Voilà donc comme étaient traités, du propre aveu d'un employé du gouvernement, des représentants du peuple, des directeurs, des hommes, la plupart élevés dans toutes les commodités de la vie. Ils étaient relégués dans un endroit solitaire, n'ayant qu'un seul local pour s'occuper, pour prendre leurs repas, pour promener, ne recevant qu'une chandelle par chambrée, manquant d'eau, et le peu qu'ils avaient étant de la plus mauvaise qualité. Voilà donc a à quoi ils en étaient réduits : Murinais, ce matin, avait sur son corps son habit boutonné, sans linge, pendant qu'on lave le peu qu'il a. Ce vieillard, respectable par ses services militaires, par ses vertus, qui nous a si bien peint la beauté de son âme dans ces paroles proférées sur le bord du tombeau : Plutôt mourir à Sinamary sans reproches, que de vivre coupable à Paris, contre qui ses proscripteurs n'ont pu élever l'ombre du soupçon, n'avait pas même une chemise à mettre sur le corps ; et les barbares qui l'ont ainsi traité, parlent d'humanité ; ils veulent qu'on leur sache gré de leurs adoucissements. Oui, sans doute, ils ont eu des adoucissements pour les malheureux déportés ; mais de quel genre ?... (3).
Ce n'est pas seulement dans la lettre d'un subordonné que l'on trouve la preuve de la solitude, de l'insalubrité de Sinnamary, de la mauvaise qualité des eaux, de l'état de détresse des déportés. Tous ces faits sont attestés dans la lettre écrite par Jeannet lui-même au ministre des Colonies, le 11 nivôse [31 décembre 1797]. «Je dois vous entretenir de l'installation des déportés à Sinamary, de leur réclamation contre ce séjour, et du parti à prendre sur leur établissement définitif. Les signataires parlent en termes très-forts de l'insalubrité du pays, de la ruine et du désespoir des habitans. Il est possible que les eaux séjournent dans les fossés d'écoulement, ce qui peut altérer passagèrement la pureté de l'air. Il est même vrai que pendant une partie de l'année, les eaux ne sont pas si douces que celles de Cayenne, mais les habitans ont des moyens de les purifier.

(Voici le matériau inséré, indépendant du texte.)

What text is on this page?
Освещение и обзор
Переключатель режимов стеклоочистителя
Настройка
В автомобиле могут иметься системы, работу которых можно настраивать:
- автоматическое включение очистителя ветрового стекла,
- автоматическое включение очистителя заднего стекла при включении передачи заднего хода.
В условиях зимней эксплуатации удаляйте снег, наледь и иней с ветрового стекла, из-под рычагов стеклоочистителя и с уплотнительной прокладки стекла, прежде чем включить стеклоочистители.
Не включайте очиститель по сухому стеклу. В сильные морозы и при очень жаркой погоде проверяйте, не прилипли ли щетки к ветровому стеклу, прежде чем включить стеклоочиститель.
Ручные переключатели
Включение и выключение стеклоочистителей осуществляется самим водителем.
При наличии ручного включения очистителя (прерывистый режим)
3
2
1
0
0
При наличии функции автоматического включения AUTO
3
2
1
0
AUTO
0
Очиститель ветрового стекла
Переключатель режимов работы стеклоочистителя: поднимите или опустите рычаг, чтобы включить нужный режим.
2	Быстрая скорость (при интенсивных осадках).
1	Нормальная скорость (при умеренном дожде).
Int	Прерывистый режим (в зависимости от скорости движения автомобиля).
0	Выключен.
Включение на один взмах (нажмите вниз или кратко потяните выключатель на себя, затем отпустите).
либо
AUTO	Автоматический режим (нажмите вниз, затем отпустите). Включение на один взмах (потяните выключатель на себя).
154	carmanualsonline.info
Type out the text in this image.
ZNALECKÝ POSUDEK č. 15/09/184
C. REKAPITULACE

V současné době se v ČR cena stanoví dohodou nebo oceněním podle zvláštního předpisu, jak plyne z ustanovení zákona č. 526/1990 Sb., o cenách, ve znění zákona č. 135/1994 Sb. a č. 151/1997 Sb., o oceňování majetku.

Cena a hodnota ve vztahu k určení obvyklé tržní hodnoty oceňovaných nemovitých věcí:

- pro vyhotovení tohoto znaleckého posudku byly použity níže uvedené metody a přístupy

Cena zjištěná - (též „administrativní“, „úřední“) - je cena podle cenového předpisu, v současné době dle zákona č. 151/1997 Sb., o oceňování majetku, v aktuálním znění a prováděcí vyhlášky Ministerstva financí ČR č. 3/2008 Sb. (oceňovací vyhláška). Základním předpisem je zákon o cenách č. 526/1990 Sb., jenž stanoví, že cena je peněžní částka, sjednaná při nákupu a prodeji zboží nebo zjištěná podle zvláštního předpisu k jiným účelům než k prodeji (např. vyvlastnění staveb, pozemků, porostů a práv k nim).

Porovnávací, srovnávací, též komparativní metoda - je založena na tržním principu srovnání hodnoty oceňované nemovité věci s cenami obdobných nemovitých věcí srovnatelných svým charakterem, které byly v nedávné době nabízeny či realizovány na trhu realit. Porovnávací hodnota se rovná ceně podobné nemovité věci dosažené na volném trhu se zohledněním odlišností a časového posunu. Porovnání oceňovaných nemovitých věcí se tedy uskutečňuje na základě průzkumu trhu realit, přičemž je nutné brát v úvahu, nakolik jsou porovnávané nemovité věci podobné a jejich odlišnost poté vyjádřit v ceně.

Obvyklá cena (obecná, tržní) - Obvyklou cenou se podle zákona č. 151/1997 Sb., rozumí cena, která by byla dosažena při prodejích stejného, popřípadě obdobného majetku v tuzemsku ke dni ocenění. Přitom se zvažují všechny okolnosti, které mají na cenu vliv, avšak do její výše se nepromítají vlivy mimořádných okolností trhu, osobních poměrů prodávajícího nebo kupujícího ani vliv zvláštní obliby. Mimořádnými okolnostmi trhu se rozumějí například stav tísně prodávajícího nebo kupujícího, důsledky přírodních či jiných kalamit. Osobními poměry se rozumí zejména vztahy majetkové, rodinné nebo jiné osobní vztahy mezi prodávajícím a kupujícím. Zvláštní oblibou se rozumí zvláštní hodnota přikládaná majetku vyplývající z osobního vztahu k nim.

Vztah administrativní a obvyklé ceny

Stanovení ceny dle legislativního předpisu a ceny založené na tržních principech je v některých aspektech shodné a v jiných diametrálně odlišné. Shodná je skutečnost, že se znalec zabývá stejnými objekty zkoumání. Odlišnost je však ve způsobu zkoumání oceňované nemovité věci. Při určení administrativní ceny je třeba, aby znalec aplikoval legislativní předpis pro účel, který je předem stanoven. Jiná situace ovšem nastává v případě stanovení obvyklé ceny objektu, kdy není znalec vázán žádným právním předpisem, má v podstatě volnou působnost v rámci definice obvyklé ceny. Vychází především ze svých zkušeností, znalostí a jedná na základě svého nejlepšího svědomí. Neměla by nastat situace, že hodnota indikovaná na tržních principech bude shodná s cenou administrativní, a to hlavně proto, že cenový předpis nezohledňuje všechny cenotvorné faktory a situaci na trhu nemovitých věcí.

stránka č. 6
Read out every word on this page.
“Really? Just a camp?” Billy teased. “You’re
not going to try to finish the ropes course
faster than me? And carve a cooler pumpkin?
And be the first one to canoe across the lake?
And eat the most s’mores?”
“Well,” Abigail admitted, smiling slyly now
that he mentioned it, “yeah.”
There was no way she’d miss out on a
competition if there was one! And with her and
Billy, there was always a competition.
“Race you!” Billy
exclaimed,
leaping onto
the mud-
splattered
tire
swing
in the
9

Au lieu des bords de Counamama, les ingénieurs se sont déterminés pour ceux de Sinnamary. Si l'on s'en tient, citoyen ministre, à la lettre de votre dépêche du 20 fructidor [6 septembre 1797], les avances se borneraient à quelque souche de bétail, à des outils aratoires, à des instrumens de chasse et de pêche... La dépense serait en tout de 2,133 liv. Alors les déportés demeureraient chargés de se loger, de se procurer des travailleurs en les louant de gré à gré, et de les solder ; mais, en leur admettant quelques moyens pécuniaires, quel nègre voudra quitter un canton habité pour aller s'isoler avec eux ?
On avouera que des déportés, tels que ceux qui viennent de m'être envoyés, ne sont pas plus disposés, qu'ils ne sont propres au genre de travail que l'on paraît attendre d'eux. D'un autre côté, il est politique de ne point les laisser au milieu des citoyens dont ils ont cessé de faire partie, et de les tenir assez isolés, pour qu'ils ne puissent pas inquiéter le gouvernement, etc.»

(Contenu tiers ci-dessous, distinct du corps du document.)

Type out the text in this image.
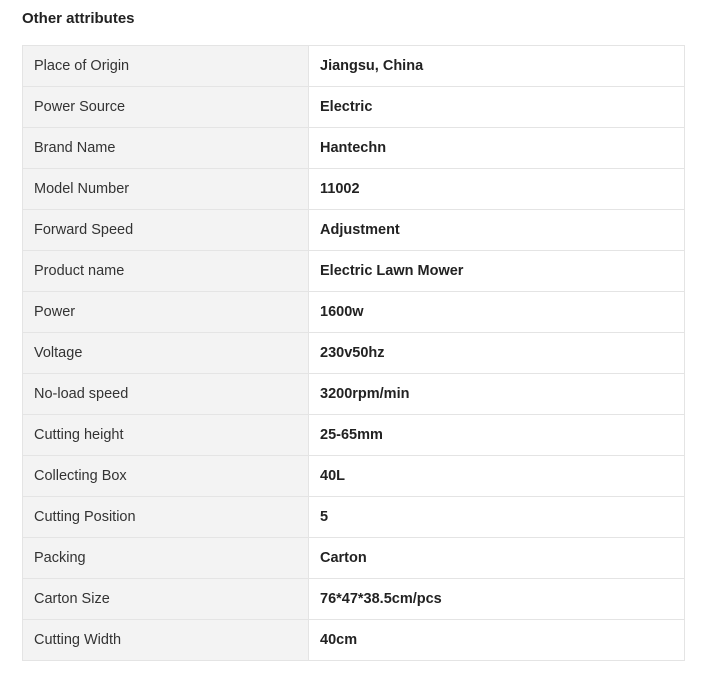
Other attributes
Place of Origin	Jiangsu, China
Power Source	Electric
Brand Name	Hantechn
Model Number	11002
Forward Speed	Adjustment
Product name	Electric Lawn Mower
Power	1600w
Voltage	230v50hz
No-load speed	3200rpm/min
Cutting height	25-65mm
Collecting Box	40L
Cutting Position	5
Packing	Carton
Carton Size	76*47*38.5cm/pcs
Cutting Width	40cm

Que d'astuce ! que de perfidie ! que de barbarie dans cette lettre de Jeannet ! avec quelle légèreté il glisse sur l'insalubrité de ce canton et la mauvaise qualité des eaux ! il est possible, dit-il, qu'elles séjournent dans les fosses d'écoulement ; il savait bien que le fait très positif, qu'il en résultait non pas une altération passagère, mais une altération permanente de la pureté de l'air, et que les habitants n'avaient aucun moyen de les purifier ; avec quelle parcimonie il règle la dépense à faire pour l'établissement et les moyens d'existence de seize individus, dont les biens étaient séquestrés, et se montaient à des sommes assez importantes ! il la fixe à 2133 livres, ce qui ne produit que 1500 et quelques livres monnaie de France, c'est-à-dire, moins de 100 livres par chaque déporté. Avec quelle inhumanité il insinue qu'il importe à la tranquillité du gouvernement de les tenir isolés, pour les priver de toute communication avec les bons habitants de Cayenne ! Ah ! il ne craignait pas que de tels hommes portassent le trouble dans la colonie, il redoutait qu'ils ne reçussent des secours ou des consolations.

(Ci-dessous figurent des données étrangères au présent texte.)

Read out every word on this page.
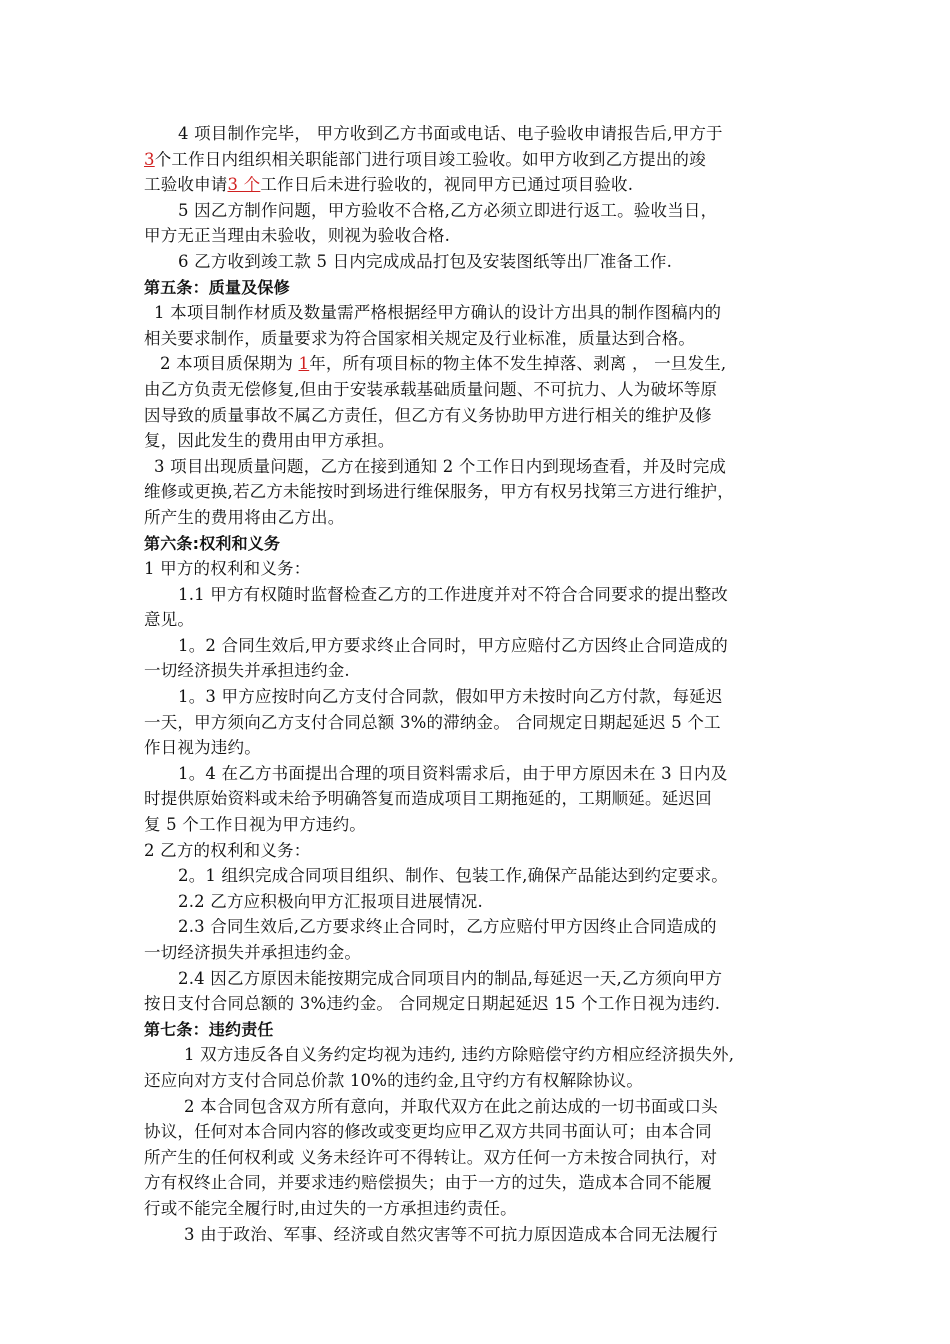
4 项目制作完毕， 甲方收到乙方书面或电话、电子验收申请报告后,甲方于
3个工作日内组织相关职能部门进行项目竣工验收。如甲方收到乙方提出的竣
工验收申请3 个工作日后未进行验收的，视同甲方已通过项目验收.
5 因乙方制作问题，甲方验收不合格,乙方必须立即进行返工。验收当日，
甲方无正当理由未验收，则视为验收合格.
6 乙方收到竣工款 5 日内完成成品打包及安装图纸等出厂准备工作.
第五条：质量及保修
1 本项目制作材质及数量需严格根据经甲方确认的设计方出具的制作图稿内的
相关要求制作，质量要求为符合国家相关规定及行业标准，质量达到合格。
2 本项目质保期为 1年，所有项目标的物主体不发生掉落、剥离 ， 一旦发生,
由乙方负责无偿修复,但由于安装承载基础质量问题、不可抗力、人为破坏等原
因导致的质量事故不属乙方责任，但乙方有义务协助甲方进行相关的维护及修
复，因此发生的费用由甲方承担。
3 项目出现质量问题，乙方在接到通知 2 个工作日内到现场查看，并及时完成
维修或更换,若乙方未能按时到场进行维保服务，甲方有权另找第三方进行维护，
所产生的费用将由乙方出。
第六条:权利和义务
1 甲方的权利和义务：
1.1 甲方有权随时监督检查乙方的工作进度并对不符合合同要求的提出整改
意见。
1。2 合同生效后,甲方要求终止合同时，甲方应赔付乙方因终止合同造成的
一切经济损失并承担违约金.
1。3 甲方应按时向乙方支付合同款，假如甲方未按时向乙方付款，每延迟
一天，甲方须向乙方支付合同总额 3%的滞纳金。 合同规定日期起延迟 5 个工
作日视为违约。
1。4 在乙方书面提出合理的项目资料需求后，由于甲方原因未在 3 日内及
时提供原始资料或未给予明确答复而造成项目工期拖延的，工期顺延。延迟回
复 5 个工作日视为甲方违约。
2 乙方的权利和义务：
2。1 组织完成合同项目组织、制作、包装工作,确保产品能达到约定要求。
2.2 乙方应积极向甲方汇报项目进展情况.
2.3 合同生效后,乙方要求终止合同时，乙方应赔付甲方因终止合同造成的
一切经济损失并承担违约金。
2.4 因乙方原因未能按期完成合同项目内的制品,每延迟一天,乙方须向甲方
按日支付合同总额的 3%违约金。 合同规定日期起延迟 15 个工作日视为违约.
第七条：违约责任
1 双方违反各自义务约定均视为违约, 违约方除赔偿守约方相应经济损失外,
还应向对方支付合同总价款 10%的违约金,且守约方有权解除协议。
2 本合同包含双方所有意向，并取代双方在此之前达成的一切书面或口头
协议，任何对本合同内容的修改或变更均应甲乙双方共同书面认可；由本合同
所产生的任何权利或 义务未经许可不得转让。双方任何一方未按合同执行，对
方有权终止合同，并要求违约赔偿损失；由于一方的过失，造成本合同不能履
行或不能完全履行时,由过失的一方承担违约责任。
3 由于政治、军事、经济或自然灾害等不可抗力原因造成本合同无法履行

Murinais était mort, Tronson du Coudray était mourant, Laffond-Ladebat étaient convalescent, lorsque huit d'entre eux, sentant tout le danger d'un plus jour séjour à Sinnamary, formèrent le projet de s'évader par Surinam. Ils tentèrent vainement de le faire partager à Barbé-Marbois, qui pensait qu'il n'est pas même permis de s'échapper d'une prison où l'on est injustement détenu. Quant à Laffond-Ladebat, ils savaient qu'il était résolu de ne jamais fuir. Il l'avait déclaré en arrivant. On sait qu'ils exécutèrent leur projet ; on sait aussi que Jeannet, qui en devint furieux, fit les vives démarches auprès du gouverneur de Surinam pour ressaisir sa proie. Voici un fragment de la lettre qu'il écrivait à ce sujet. Après avoir témoigné son mécontentement de ce que les fugitifs n'avaient pas été arrêtés, «Il est fâcheux, ajoutait-il, que les recherches pour les découvrir aient été jusqu'ici infructueuses, peut-être les mesure prises pour empêcher leur sortie de Paramaribo, auront-elles plus de succès. Je vous envoie les listes et les signalemens de tous les déportés venus, tant par la corvette la Vaillante, que par la frégate la Décade, vous invitant à faire traduire ces listes en hollandais, et à les déposer dans les postes militaires et corps-de-garde sous vos ordres, avec injonction d'arrêter et de tenir à la disposition du gouvernement Français, tout individu signalé, et en général, toute personne venant de Cayenne sans passe-port.»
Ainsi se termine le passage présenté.